His provocative question:

"Did you know that eating two slices of whole wheat bread can increase blood sugar more than 2 tablespoons of pure sugar can?"

That's right!

Whole wheat bread, and all those supposedly "healthy" whole grains!  The killer!

Are you interested?  Of course you are.

Consider this:

Davis talks about triathletes, who compete in an event that consumes several THOUSAND calories.  They eat healthy foods, then they go out for a super long open water swim, an even longer bike ride, and they top things off with a half or full MARATHON.  And YET, according to Dr.
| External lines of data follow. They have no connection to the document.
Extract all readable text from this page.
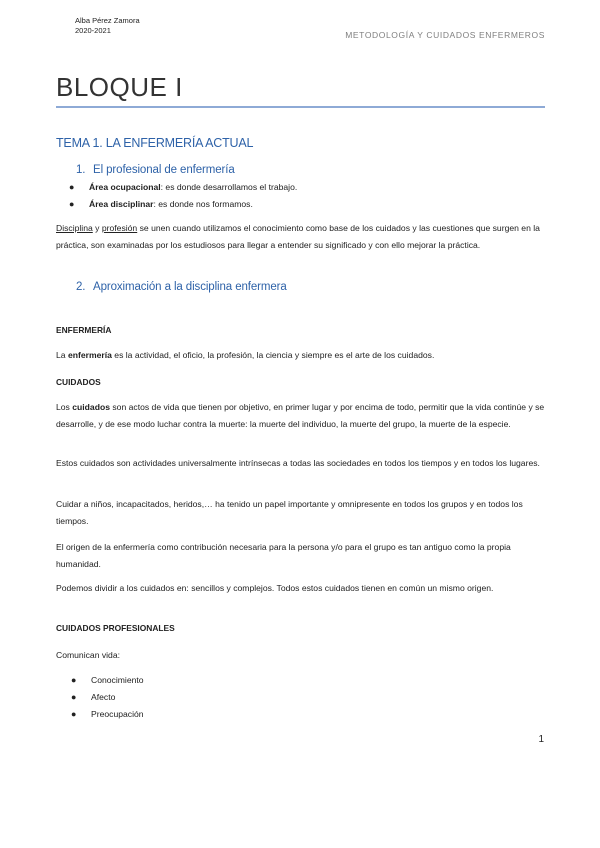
Alba Pérez Zamora
2020-2021	METODOLOGÍA Y CUIDADOS ENFERMEROS
BLOQUE I
TEMA 1. LA ENFERMERÍA ACTUAL
1. El profesional de enfermería
● Área ocupacional: es donde desarrollamos el trabajo.
● Área disciplinar: es donde nos formamos.
Disciplina y profesión se unen cuando utilizamos el conocimiento como base de los cuidados y las cuestiones que surgen en la práctica, son examinadas por los estudiosos para llegar a entender su significado y con ello mejorar la práctica.
2. Aproximación a la disciplina enfermera
ENFERMERÍA
La enfermería es la actividad, el oficio, la profesión, la ciencia y siempre es el arte de los cuidados.
CUIDADOS
Los cuidados son actos de vida que tienen por objetivo, en primer lugar y por encima de todo, permitir que la vida continúe y se desarrolle, y de ese modo luchar contra la muerte: la muerte del individuo, la muerte del grupo, la muerte de la especie.
Estos cuidados son actividades universalmente intrínsecas a todas las sociedades en todos los tiempos y en todos los lugares.
Cuidar a niños, incapacitados, heridos,… ha tenido un papel importante y omnipresente en todos los grupos y en todos los tiempos.
El origen de la enfermería como contribución necesaria para la persona y/o para el grupo es tan antiguo como la propia humanidad.
Podemos dividir a los cuidados en: sencillos y complejos. Todos estos cuidados tienen en común un mismo origen.
CUIDADOS PROFESIONALES
Comunican vida:
● Conocimiento
● Afecto
● Preocupación
1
Davis, one third of them are overweight.  Overweight!

If you're like me, that is fabulous news.

It's all: "Whew!  Thank God I don't have to become a triathlete!  I never wanted to, and now I REALLY don't!"

Davis suggests further that you compare photos of your generation to ones of your grandparents', and even to families in the 1950s.  The difference?  Even though today, when our weekend parks are filled with adults running, panting with their Camelpacks of SmartWater... a third of us are overweight, and another third are obese.  In the past, though, there were very few fat people - and nor did people particularly exercise.  Petite 1950s moms wouldn't dream of going to Cardio Burn class, pushing a vacuum cleaner was hell enough.

More good news.  No cardio AND no vacuuming.

What's to blame?  Not fat, sugar, or high-fructose corn syrup... but wheat.  Not just in doughnuts and cupcakes, but in "heart-healthy" whole grain bread!  Which - the doctor says - in terms of a glucose spike, is even worse than white bread!